The claimant sought entitlement to a number of treatment plans, both psychological and physical-based. The insurer asserted a MIG position. On review of the medical evidence, Adjudicator Paul Gosio determined the claimant established the injuries sustained were outside the MIG by virtue of a psychological report, which was not rebutted by the insurer. As a result, the psychological treatment plans were deemed reasonable and necessary, along with a chronic pain and one chiropractic plan.

I.A. v. Unifund Claims Inc (17-000785)

The claimant sought entitlement to a number of treatment plans. The insurer asserted a MIG position and also raised a limitation defense to one of the treatment plans. Adjudicator Billeh Hamud reviewed the denial letter of the insurer and found it to be clear and unequivocal. However, Adjudicator Hamud also noted that the claimant established a pre-existing injury that prevented recovery within the MIG; namely chronic pain from a previous MVA. Accordingly, the non-limitation barred treatment plans were found payable.
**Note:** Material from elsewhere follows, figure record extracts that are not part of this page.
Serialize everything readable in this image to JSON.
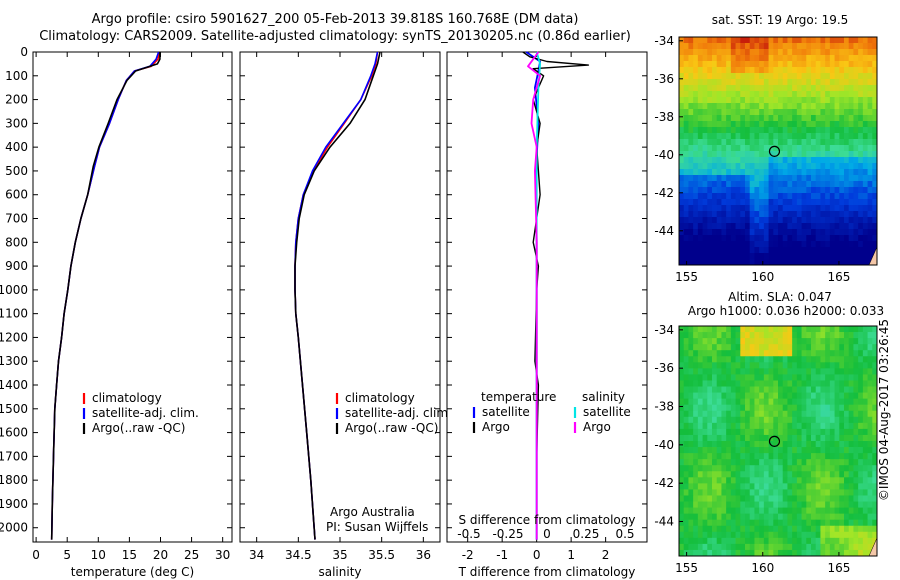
{
  "title": {
    "line1": "Argo profile: csiro 5901627_200 05-Feb-2013 39.818S 160.768E (DM data)",
    "line2": "Climatology: CARS2009. Satellite-adjusted climatology: synTS_20130205.nc (0.86d earlier)"
  },
  "credits": {
    "org": "Argo Australia",
    "pi": "PI: Susan Wijffels",
    "stamp": "©IMOS 04-Aug-2017 03:26:45"
  },
  "colors": {
    "climatology": "#ff0000",
    "satellite": "#0000ff",
    "argo": "#000000",
    "salinity_satellite": "#00e5e5",
    "salinity_argo": "#ff00ff"
  },
  "chart_data": [
    {
      "type": "line",
      "id": "temperature",
      "xlabel": "temperature (deg C)",
      "ylabel": "",
      "xlim": [
        -0.5,
        31.5
      ],
      "ylim": [
        2060,
        0
      ],
      "xticks": [
        0,
        5,
        10,
        15,
        20,
        25,
        30
      ],
      "yticks": [
        0,
        100,
        200,
        300,
        400,
        500,
        600,
        700,
        800,
        900,
        1000,
        1100,
        1200,
        1300,
        1400,
        1500,
        1600,
        1700,
        1800,
        1900,
        2000
      ],
      "legend": [
        "climatology",
        "satellite-adj. clim.",
        "Argo(..raw -QC)"
      ],
      "series": [
        {
          "name": "climatology",
          "x": [
            19.8,
            19.6,
            18.5,
            15.8,
            14.5,
            13.2,
            11.8,
            10.2,
            9.4,
            8.3,
            7.2,
            6.3,
            5.6,
            5.1,
            4.5,
            4.1,
            3.6,
            3.3,
            3.0,
            2.8,
            2.6,
            2.5
          ],
          "y": [
            0,
            30,
            60,
            80,
            120,
            200,
            300,
            400,
            480,
            600,
            700,
            800,
            900,
            1000,
            1100,
            1200,
            1300,
            1400,
            1500,
            1700,
            1900,
            2050
          ]
        },
        {
          "name": "satellite-adj. clim.",
          "x": [
            19.7,
            19.3,
            18.3,
            15.8,
            14.5,
            13.2,
            11.8,
            10.2,
            9.4,
            8.3,
            7.2,
            6.3,
            5.6,
            5.1,
            4.5,
            4.1,
            3.6,
            3.3,
            3.0,
            2.8,
            2.6,
            2.5
          ],
          "y": [
            0,
            30,
            60,
            80,
            120,
            200,
            300,
            400,
            480,
            600,
            700,
            800,
            900,
            1000,
            1100,
            1200,
            1300,
            1400,
            1500,
            1700,
            1900,
            2050
          ]
        },
        {
          "name": "Argo(..raw -QC)",
          "x": [
            19.9,
            19.9,
            19.5,
            16.0,
            14.6,
            13.0,
            11.6,
            10.1,
            9.2,
            8.3,
            7.2,
            6.3,
            5.6,
            5.1,
            4.5,
            4.1,
            3.6,
            3.3,
            3.0,
            2.8,
            2.6,
            2.5
          ],
          "y": [
            0,
            30,
            50,
            80,
            120,
            200,
            300,
            400,
            480,
            600,
            700,
            800,
            900,
            1000,
            1100,
            1200,
            1300,
            1400,
            1500,
            1700,
            1900,
            2050
          ]
        }
      ]
    },
    {
      "type": "line",
      "id": "salinity",
      "xlabel": "salinity",
      "ylabel": "",
      "xlim": [
        33.8,
        36.2
      ],
      "ylim": [
        2060,
        0
      ],
      "xticks": [
        34,
        34.5,
        35,
        35.5,
        36
      ],
      "xtick_labels": [
        "34",
        "34.5",
        "35",
        "35.5",
        "36"
      ],
      "legend": [
        "climatology",
        "satellite-adj. clim.",
        "Argo(..raw -QC)"
      ],
      "series": [
        {
          "name": "climatology",
          "x": [
            35.45,
            35.43,
            35.38,
            35.25,
            35.05,
            34.85,
            34.68,
            34.56,
            34.5,
            34.47,
            34.46,
            34.46,
            34.47,
            34.5,
            34.55,
            34.6,
            34.65,
            34.68,
            34.7
          ],
          "y": [
            0,
            50,
            100,
            200,
            300,
            400,
            500,
            600,
            700,
            800,
            900,
            1000,
            1100,
            1200,
            1400,
            1600,
            1800,
            1950,
            2050
          ]
        },
        {
          "name": "satellite-adj. clim.",
          "x": [
            35.45,
            35.42,
            35.37,
            35.25,
            35.04,
            34.83,
            34.67,
            34.56,
            34.5,
            34.47,
            34.46,
            34.46,
            34.47,
            34.5,
            34.55,
            34.6,
            34.65,
            34.68,
            34.7
          ],
          "y": [
            0,
            50,
            100,
            200,
            300,
            400,
            500,
            600,
            700,
            800,
            900,
            1000,
            1100,
            1200,
            1400,
            1600,
            1800,
            1950,
            2050
          ]
        },
        {
          "name": "Argo(..raw -QC)",
          "x": [
            35.48,
            35.45,
            35.4,
            35.3,
            35.12,
            34.88,
            34.69,
            34.57,
            34.51,
            34.48,
            34.46,
            34.46,
            34.47,
            34.5,
            34.55,
            34.6,
            34.65,
            34.68,
            34.7
          ],
          "y": [
            0,
            50,
            100,
            200,
            300,
            400,
            500,
            600,
            700,
            800,
            900,
            1000,
            1100,
            1200,
            1400,
            1600,
            1800,
            1950,
            2050
          ]
        }
      ]
    },
    {
      "type": "line",
      "id": "difference",
      "xlabel": "T difference from climatology",
      "xlabel_top": "S difference from climatology",
      "xlim": [
        -2.6,
        3.2
      ],
      "ylim": [
        2060,
        0
      ],
      "xticks": [
        -2,
        -1,
        0,
        1,
        2
      ],
      "xticks_s": [
        -0.5,
        -0.25,
        0,
        0.25,
        0.5
      ],
      "xtick_labels_s": [
        "-0.5",
        "-0.25",
        "0",
        "0.25",
        "0.5"
      ],
      "legend_left_title": "temperature",
      "legend_right_title": "salinity",
      "legend_left": [
        "satellite",
        "Argo"
      ],
      "legend_right": [
        "satellite",
        "Argo"
      ],
      "series": [
        {
          "name": "temperature satellite",
          "x": [
            -0.3,
            0.1,
            0.05,
            -0.05,
            0.05,
            -0.02,
            0.0,
            0.0,
            0.0,
            0.0,
            0.0
          ],
          "y": [
            0,
            40,
            80,
            150,
            300,
            500,
            800,
            1100,
            1500,
            1800,
            2050
          ]
        },
        {
          "name": "temperature Argo",
          "x": [
            -0.4,
            -0.2,
            0.3,
            1.5,
            -0.1,
            0.2,
            -0.1,
            0.1,
            0.0,
            0.1,
            -0.1,
            0.05,
            0.0,
            -0.05,
            0.05,
            0.0,
            0.0
          ],
          "y": [
            0,
            20,
            40,
            55,
            70,
            100,
            200,
            300,
            400,
            600,
            800,
            900,
            1000,
            1300,
            1400,
            1700,
            2050
          ]
        },
        {
          "name": "salinity satellite",
          "x": [
            0.0,
            0.1,
            0.05,
            0.0,
            0.0,
            0.0,
            0.0
          ],
          "y": [
            0,
            50,
            150,
            400,
            800,
            1400,
            2050
          ]
        },
        {
          "name": "salinity Argo",
          "x": [
            0.05,
            -0.25,
            0.1,
            -0.1,
            -0.15,
            0.0,
            -0.05,
            0.0,
            0.0
          ],
          "y": [
            0,
            60,
            100,
            200,
            300,
            400,
            500,
            800,
            2050
          ]
        }
      ]
    },
    {
      "type": "heatmap",
      "id": "sst-map",
      "title": "sat. SST: 19 Argo: 19.5",
      "xlim": [
        154.5,
        167.5
      ],
      "ylim": [
        -45.8,
        -33.8
      ],
      "xticks": [
        155,
        160,
        165
      ],
      "yticks": [
        -34,
        -36,
        -38,
        -40,
        -42,
        -44
      ],
      "marker": {
        "lon": 160.768,
        "lat": -39.818
      }
    },
    {
      "type": "heatmap",
      "id": "sla-map",
      "title_line1": "Altim. SLA: 0.047",
      "title_line2": "Argo h1000: 0.036 h2000: 0.033",
      "xlim": [
        154.5,
        167.5
      ],
      "ylim": [
        -45.8,
        -33.8
      ],
      "xticks": [
        155,
        160,
        165
      ],
      "yticks": [
        -34,
        -36,
        -38,
        -40,
        -42,
        -44
      ],
      "marker": {
        "lon": 160.768,
        "lat": -39.818
      }
    }
  ]
}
Applicant v. State Farm Insurance Company (16-002858)

The claimant sought entitlement to three additional assessments related to a catastrophic impairment determination. The insurer denied them as being duplicative and unreasonable. Adjudicator Johal held that the in order to be payable, the proposed catastrophic impairment assessment had to be reasonable and necessary. Each proposed assessment was to be examined on that standard. Adjudicator Johal held that two of the proposed assessments were reasonable and necessary, but that no evidence was provided supporting the third assessment. The adjudicator also held that a maximum of $2,000 was to be paid for each proposed assessment. She denied a special award, stating that the insurer had based its denial on two paper review IEs and that it was not unreasonable for the insurer to do so.